Dans ce contexte de taux d’intérêt relativement bas, associés à une volatilité relativement élevée des marchés boursiers, le secteur du capital-investissement constitue une alternative viable pour ceux qui souhaitent diversifier leur portefeuille d’investissement. C’est un type d’investissement qui est sur le point de jouer un rôle plus important lorsqu'il s'agit d'assurer la croissance d’une entreprise, bien plus important qu'auparavant lorsque les fonds d'investissements privés ne plaçaient qu'en capital.

"Le capital-investissement constitue une alternative viable pour ceux qui souhaitent diversifier leur portefeuille d'investissement"

Aujourd’hui, le secteur est en train d’élargir son éventail d’activités d’investissement. De plus en plus de personnes engagées dans le capital-investissement, des tournent vers les instruments de couverture, ce qui permet aux entreprises d'être moins dépendants des prêts bancaires classiques à une période où les banques sont beaucoup plus réticentes à accorder des prêts, souvent pour des raisons réglementaires. Le secteur du capital-investissement n’a pas tardé à prendre avantage de cette situation et est devenu partie intégrante du financement des entreprises modernes. C’est une situation que je ne vois pas changer de sitôt. La croissance tirée par ce secteur du capital-investissement continuera de prospérer.

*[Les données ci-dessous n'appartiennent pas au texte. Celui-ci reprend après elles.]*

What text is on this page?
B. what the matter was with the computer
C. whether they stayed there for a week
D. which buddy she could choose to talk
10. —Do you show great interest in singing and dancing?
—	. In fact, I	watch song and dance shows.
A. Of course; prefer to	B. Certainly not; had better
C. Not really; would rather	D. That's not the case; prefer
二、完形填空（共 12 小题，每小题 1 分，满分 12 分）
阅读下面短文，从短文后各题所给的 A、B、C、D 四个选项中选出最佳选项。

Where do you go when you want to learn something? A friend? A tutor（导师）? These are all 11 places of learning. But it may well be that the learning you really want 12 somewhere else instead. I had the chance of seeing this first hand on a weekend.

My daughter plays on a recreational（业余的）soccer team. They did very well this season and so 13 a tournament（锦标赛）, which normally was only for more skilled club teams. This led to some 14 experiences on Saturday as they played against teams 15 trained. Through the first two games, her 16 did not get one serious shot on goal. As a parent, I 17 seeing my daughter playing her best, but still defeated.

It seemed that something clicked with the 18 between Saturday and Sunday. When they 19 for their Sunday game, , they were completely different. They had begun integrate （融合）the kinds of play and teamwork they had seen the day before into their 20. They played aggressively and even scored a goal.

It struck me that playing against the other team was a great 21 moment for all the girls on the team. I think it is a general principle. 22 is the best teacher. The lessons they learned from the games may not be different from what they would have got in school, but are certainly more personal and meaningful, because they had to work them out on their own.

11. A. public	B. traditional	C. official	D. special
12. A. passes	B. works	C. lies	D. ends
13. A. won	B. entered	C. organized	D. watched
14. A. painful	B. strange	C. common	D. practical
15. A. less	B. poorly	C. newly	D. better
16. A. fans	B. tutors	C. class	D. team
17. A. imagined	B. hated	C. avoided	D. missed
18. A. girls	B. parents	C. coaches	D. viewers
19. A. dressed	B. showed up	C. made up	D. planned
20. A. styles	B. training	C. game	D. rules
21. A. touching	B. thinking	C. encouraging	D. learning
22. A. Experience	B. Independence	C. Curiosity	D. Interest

De nature très discrète, les family offices sont les principaux partenaires des entrepreneurs et des particuliers fortunés. Quelles tendances voyez-vous dans ce domaine ?

Depuis l’arrivée du family office dans le secteur du capital-investissement, nous assistons à un haut niveau de professionnalisme de ces véhicules, qui a permis de diversifier la richesse des familles fondatrices. Historiquement, le family office limitait son rôle dans ce secteur à des investissements dans des fonds de capital-investissement. Cependant, ces dernières années, les family offices ont demandé à devenir des co-investisseurs, et dans les sociétés de portefeuille de faire des co-investissements. Mais une nouvelle évolution est en cours. Les family offices sont autonomes et réalisent des investissements totalement indépendants de tout fonds de capital-investissement – dans ce cas, le family office est à l'origine de la transaction et prend la direction de l’investissement au côté de fonds dans lesquels il investi. Cela a évidemment été un changement de paradigme pour le secteur des investissements et a vu les family offices devenir des rivaux directs des fonds de capital-investissement.

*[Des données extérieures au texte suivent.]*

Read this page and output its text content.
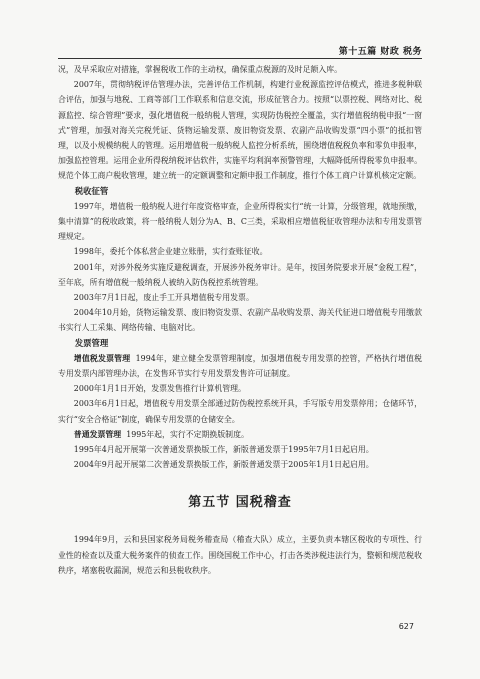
第十五篇 财政 税务

况，及早采取应对措施，掌握税收工作的主动权，确保重点税源的及时足额入库。

2007年，贯彻纳税评估管理办法，完善评估工作机制，构建行业税源监控评估模式，推进多税种联合评估，加强与地税、工商等部门工作联系和信息交流，形成征管合力。按照“以票控税、网络对比、税源监控、综合管理”要求，强化增值税一般纳税人管理，实现防伪税控全覆盖，实行增值税纳税申报“一窗式”管理，加强对海关完税凭证、货物运输发票、废旧物资发票、农副产品收购发票“四小票”的抵扣管理，以及小规模纳税人的管理。运用增值税一般纳税人监控分析系统，围绕增值税税负率和零负申报率，加强监控管理。运用企业所得税纳税评估软件，实施平均利润率预警管理，大幅降低所得税零负申报率。规范个体工商户税收管理，建立统一的定额调整和定额申报工作制度，推行个体工商户计算机核定定额。

税收征管

1997年，增值税一般纳税人进行年度资格审查，企业所得税实行“统一计算，分级管理，就地预缴，集中清算”的税收政策，将一般纳税人划分为A、B、C三类，采取相应增值税征收管理办法和专用发票管理规定。

1998年，委托个体私营企业建立账册，实行查账征收。

2001年，对涉外税务实施反避税调查，开展涉外税务审计。是年，按国务院要求开展“金税工程”，至年底，所有增值税一般纳税人被纳入防伪税控系统管理。

2003年7月1日起，废止手工开具增值税专用发票。

2004年10月始，货物运输发票、废旧物资发票、农副产品收购发票、海关代征进口增值税专用缴款书实行人工采集、网络传输、电脑对比。

发票管理

增值税发票管理 1994年，建立健全发票管理制度，加强增值税专用发票的控管，严格执行增值税专用发票内部管理办法，在发售环节实行专用发票发售许可证制度。

2000年1月1日开始，发票发售推行计算机管理。

2003年6月1日起，增值税专用发票全部通过防伪税控系统开具，手写版专用发票停用；仓储环节，实行“安全合格证”制度，确保专用发票的仓储安全。

普通发票管理 1995年起，实行不定期换版制度。

1995年4月起开展第一次普通发票换版工作，新版普通发票于1995年7月1日起启用。

2004年9月起开展第二次普通发票换版工作，新版普通发票于2005年1月1日起启用。

第五节 国税稽查

1994年9月，云和县国家税务局税务稽查局（稽查大队）成立，主要负责本辖区税收的专项性、行业性的检查以及重大税务案件的侦查工作。围绕国税工作中心，打击各类涉税违法行为，整顿和规范税收秩序，堵塞税收漏洞，规范云和县税收秩序。

627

En règle générale, un fonds d'investissement traditionnel a une durée de vie de trois à cinq ans, maximum dix ans, l'objectif étant de disposer d'un échéancier de sortie clair. Les family offices voient les investissements très différemment. Les family offices sont avant tout des gestionnaires de patrimoine, leurs actionnaires se présentent comme des détenteurs temporaires de richesses qui ne leur appartiennent pas et qui doivent être préservées pour les générations futures. Les types d’investissement à très long terme pratiqués par les family offices ont des conséquences sur le marché, le premier étant évidemment la valeur de tel ou tel investissement et le résultat souhaité. Les family offices sont très intéressés par les interventions liées à la gestion et à la motivation du personnel. Ce type d'investissement est conçu et fonctionne d'une manière totalement différente de celle d'un fonds de capital-investissement.

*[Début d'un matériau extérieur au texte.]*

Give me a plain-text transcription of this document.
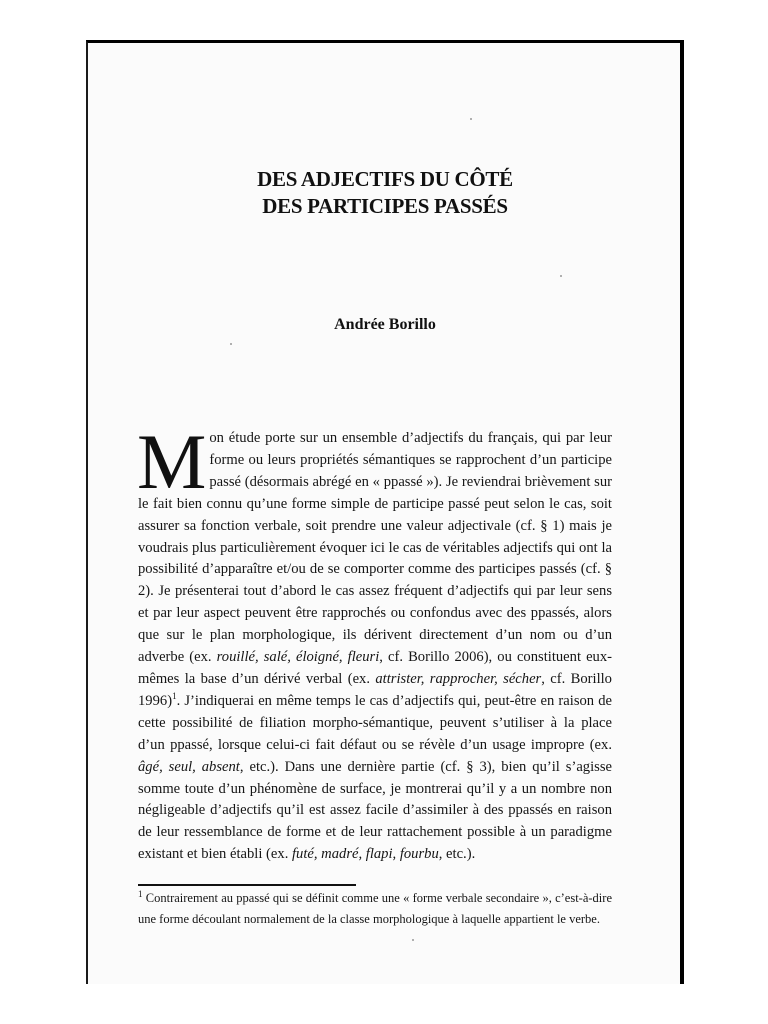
DES ADJECTIFS DU CÔTÉ
DES PARTICIPES PASSÉS
Andrée Borillo

Mon étude porte sur un ensemble d’adjectifs du français, qui par leur forme ou leurs propriétés sémantiques se rapprochent d’un participe passé (désormais abrégé en « ppassé »). Je reviendrai brièvement sur le fait bien connu qu’une forme simple de participe passé peut selon le cas, soit assurer sa fonction verbale, soit prendre une valeur adjectivale (cf. § 1) mais je voudrais plus particulièrement évoquer ici le cas de véritables adjectifs qui ont la possibilité d’apparaître et/ou de se comporter comme des participes passés (cf. § 2). Je présenterai tout d’abord le cas assez fréquent d’adjectifs qui par leur sens et par leur aspect peuvent être rapprochés ou confondus avec des ppassés, alors que sur le plan morphologique, ils dérivent directement d’un nom ou d’un adverbe (ex. rouillé, salé, éloigné, fleuri, cf. Borillo 2006), ou constituent eux-mêmes la base d’un dérivé verbal (ex. attrister, rapprocher, sécher, cf. Borillo 1996)$^1$. J’indiquerai en même temps le cas d’adjectifs qui, peut-être en raison de cette possibilité de filiation morpho-sémantique, peuvent s’utiliser à la place d’un ppassé, lorsque celui-ci fait défaut ou se révèle d’un usage impropre (ex. âgé, seul, absent, etc.). Dans une dernière partie (cf. § 3), bien qu’il s’agisse somme toute d’un phénomène de surface, je montrerai qu’il y a un nombre non négligeable d’adjectifs qu’il est assez facile d’assimiler à des ppassés en raison de leur ressemblance de forme et de leur rattachement possible à un paradigme existant et bien établi (ex. futé, madré, flapi, fourbu, etc.).

$^1$ Contrairement au ppassé qui se définit comme une « forme verbale secondaire », c’est-à-dire une forme découlant normalement de la classe morphologique à laquelle appartient le verbe.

De même, s’il existe un pacte d’actionnaires portant sur un investissement, l’investisseur et l’actionnaire minoritaire prévoient une sortie après dix ans ou plus, où parfois il n’existe aucun délai pour une sortie. Il s’agit clairement d’une approche radicalement différente de celle d’un fonds de capital-investissement et l’arrivée du family office dans le secteur des fusions et acquisitions est donc tout à fait disruptive.